Historically, Sweden, Norway and Finland alone in Europe never developed Feudalism (Denmark was closer to continental Europe). The Nordic nobility was a small share of the population and not as powerful as the nobility in continental Europe, though still influential. The upper class in Sweden today consists of the nobility and of wealthy bourgeoisie families that socially merged with them. Wealthy bourgeois families live in the same neighborhoods and have adopted similar behavior and identity as the nobility. Despite long Social Democratic dominance they remain a coherent social group, with a distinct and recognizable accent, way of dressing, values etc.
Belonging to the upper-class is not defined merely by wealth, depending more on blood. Just as in historical times, a Nouveau riche member of the middle class will not automatically be accepted as a member of the upper-classes, unless they actively adapt their behavior and are accepted by the upper-classes socially.
The upper classes in Sweden retain a disproportional hold on wealth and power. The formal nobility in Sweden constitutes around 0.2% of the population. A couple of years ago I looked through the list of the wealthiest Swedes. Fully 10% of the richest Swedes are members of the nobility. By contrast not a single one of the richest Swedes was a non-European immigrant. Of Sweden’s prime-ministers Sweden during the modern era 20% belonged to the nobility.
Sweden is known for income equality. Increasingly, studies also point to Sweden as a country characterized by high intergenerational mobility of income. Income-distribution and wealth distribution are however not the same thing. What some may not know is that wealth-inequality is relatively high in Sweden. The top one percent own around 35% of wealth in the United States. In Sweden, because of extensive tax evasion, the number is harder to calculate. When including estimates of wealth held outside of Sweden, Roine and Waldenström estimate that the top one percent richest Swedes own 25-40% of total wealth, not far from American inequality levels, and increasing more rapidly.
At the same time, the intergenerational mobility of top wealth is chokingly low. A recent studyfound that a astonishing 80-90% of inequality of top wealth is transmitted to the next generation in Sweden!

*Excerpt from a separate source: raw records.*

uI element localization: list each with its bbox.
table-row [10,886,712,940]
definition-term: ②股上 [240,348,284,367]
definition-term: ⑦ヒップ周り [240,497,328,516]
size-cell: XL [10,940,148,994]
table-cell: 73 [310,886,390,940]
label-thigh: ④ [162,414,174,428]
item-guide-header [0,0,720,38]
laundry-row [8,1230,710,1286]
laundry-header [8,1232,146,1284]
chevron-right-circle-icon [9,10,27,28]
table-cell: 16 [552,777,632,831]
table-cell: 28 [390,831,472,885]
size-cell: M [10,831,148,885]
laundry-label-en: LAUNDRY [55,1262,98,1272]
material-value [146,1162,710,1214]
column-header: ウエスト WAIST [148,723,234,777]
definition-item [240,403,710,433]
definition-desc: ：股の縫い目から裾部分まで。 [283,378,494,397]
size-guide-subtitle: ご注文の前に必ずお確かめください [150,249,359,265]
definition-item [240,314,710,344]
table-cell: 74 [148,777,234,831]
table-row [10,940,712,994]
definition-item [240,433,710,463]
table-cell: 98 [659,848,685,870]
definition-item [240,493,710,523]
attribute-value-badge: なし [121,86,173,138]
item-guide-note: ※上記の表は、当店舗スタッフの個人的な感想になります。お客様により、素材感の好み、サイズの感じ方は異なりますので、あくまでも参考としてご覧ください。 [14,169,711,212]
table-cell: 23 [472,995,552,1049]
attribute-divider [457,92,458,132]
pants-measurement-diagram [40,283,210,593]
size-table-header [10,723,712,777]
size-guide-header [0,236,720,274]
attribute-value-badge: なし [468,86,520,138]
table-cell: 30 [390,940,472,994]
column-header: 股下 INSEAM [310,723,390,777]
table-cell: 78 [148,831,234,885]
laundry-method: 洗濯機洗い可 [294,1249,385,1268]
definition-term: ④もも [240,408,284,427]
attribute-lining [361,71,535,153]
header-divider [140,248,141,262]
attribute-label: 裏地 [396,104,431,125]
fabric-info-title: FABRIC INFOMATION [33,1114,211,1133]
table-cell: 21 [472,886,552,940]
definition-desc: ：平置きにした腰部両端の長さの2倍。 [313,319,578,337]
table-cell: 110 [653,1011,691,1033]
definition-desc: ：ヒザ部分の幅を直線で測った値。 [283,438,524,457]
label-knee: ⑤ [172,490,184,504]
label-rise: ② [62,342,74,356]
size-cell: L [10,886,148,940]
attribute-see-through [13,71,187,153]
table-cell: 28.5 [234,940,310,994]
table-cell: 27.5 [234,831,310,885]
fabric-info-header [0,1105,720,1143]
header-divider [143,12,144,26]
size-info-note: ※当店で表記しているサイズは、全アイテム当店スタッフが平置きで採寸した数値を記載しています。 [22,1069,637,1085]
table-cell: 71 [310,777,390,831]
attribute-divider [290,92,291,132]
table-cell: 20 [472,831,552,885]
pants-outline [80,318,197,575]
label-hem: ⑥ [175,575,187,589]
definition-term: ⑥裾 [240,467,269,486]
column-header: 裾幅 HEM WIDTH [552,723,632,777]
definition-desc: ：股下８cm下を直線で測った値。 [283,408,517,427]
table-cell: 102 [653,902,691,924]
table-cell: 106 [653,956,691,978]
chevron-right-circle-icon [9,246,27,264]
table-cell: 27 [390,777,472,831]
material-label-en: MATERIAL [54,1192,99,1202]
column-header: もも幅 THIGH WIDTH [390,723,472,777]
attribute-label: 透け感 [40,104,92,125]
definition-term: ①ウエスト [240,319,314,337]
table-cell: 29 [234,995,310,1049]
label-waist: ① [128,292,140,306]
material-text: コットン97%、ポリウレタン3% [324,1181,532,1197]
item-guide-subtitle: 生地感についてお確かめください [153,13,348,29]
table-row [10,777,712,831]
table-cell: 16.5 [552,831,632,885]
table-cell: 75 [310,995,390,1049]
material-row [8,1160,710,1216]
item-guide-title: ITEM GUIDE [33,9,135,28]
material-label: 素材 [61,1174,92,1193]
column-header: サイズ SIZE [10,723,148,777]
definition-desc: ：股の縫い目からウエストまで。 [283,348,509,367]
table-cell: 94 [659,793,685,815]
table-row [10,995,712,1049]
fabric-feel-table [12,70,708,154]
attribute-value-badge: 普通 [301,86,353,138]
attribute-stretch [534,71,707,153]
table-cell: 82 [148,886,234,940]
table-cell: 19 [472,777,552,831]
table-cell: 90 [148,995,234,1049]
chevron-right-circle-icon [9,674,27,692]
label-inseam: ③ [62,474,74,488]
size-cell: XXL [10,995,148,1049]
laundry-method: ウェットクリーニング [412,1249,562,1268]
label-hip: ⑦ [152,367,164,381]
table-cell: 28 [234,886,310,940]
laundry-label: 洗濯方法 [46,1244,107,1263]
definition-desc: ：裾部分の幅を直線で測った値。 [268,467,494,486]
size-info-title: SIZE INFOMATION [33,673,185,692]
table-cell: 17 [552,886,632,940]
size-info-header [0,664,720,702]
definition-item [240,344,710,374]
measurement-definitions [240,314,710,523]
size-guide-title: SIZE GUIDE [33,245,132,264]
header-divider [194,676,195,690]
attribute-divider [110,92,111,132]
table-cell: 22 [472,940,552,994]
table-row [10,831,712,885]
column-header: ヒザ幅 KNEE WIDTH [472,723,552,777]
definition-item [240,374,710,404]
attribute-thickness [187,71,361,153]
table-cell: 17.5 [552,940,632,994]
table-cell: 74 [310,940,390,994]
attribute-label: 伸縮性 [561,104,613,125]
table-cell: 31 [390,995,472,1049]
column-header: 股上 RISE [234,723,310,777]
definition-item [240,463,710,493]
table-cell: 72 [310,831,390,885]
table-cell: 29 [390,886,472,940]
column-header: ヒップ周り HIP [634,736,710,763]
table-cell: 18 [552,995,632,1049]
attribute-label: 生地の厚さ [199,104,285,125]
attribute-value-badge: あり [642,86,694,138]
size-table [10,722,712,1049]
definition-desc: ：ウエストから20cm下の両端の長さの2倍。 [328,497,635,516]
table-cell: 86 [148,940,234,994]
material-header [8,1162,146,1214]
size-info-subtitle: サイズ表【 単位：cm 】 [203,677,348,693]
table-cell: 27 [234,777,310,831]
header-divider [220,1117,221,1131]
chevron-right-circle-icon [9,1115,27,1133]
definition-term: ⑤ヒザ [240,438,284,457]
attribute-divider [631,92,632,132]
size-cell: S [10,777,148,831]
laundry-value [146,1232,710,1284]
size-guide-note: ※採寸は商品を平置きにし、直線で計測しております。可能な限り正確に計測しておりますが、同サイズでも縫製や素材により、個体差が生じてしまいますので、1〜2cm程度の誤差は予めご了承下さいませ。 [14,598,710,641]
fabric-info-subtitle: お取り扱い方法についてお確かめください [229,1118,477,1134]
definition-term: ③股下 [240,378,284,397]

According to one studythe share of the richest Swedes who inherited their wealth is around, 2/3 with 1/3 being entrepreneurs, while in the United States it was the opposite, with 1/3 of the wealthiest inherited their wealth while around 2/3 are entrepreneurs.
Thus while the Swedish middle class is large and has a compressed earning distribution, at the very top you have a small number of aristocratic families controlling much of the wealth. Mobility into this group is rare, probably rares than it is in the United States. One reason are stronger informal class-barriers, merely earning wealth is not enough to be accepted a member of the aristocratic upper-class. Another more interesting reason may be the unintended effect of welfare-state economic policies.
During the era of Social Democratic dominance, they wondered how to deal with wealth inequality. The dilemma facing the Social Democrats was this: The upper-class business families did a very good job managing Swedish export industry, the key to Sweden’s wealth. This is especially true for the Wallenberg family, the leading industrial family in Sweden, controlling amongst others ABB, Ericsson, Electrolux, Atlas Copco, SKF, AstraZeneca and Saab and doing an excellent job.
The Social Democrats decided to accept the unequal distribution of assets, but simply make these assets worth less using punitive high tax rates. Because of high inflation capital taxes were often 80-100%.
The upper-class families still owned most of private industry, but because of taxes those assets were simply not worth much. Paradoxically the high taxes and capital regulations which prevented foreign investments seem to have helped freeze the asset distribution into place, with the share of wealth owned by the rich being fairly constant between 1970 to the 1990s.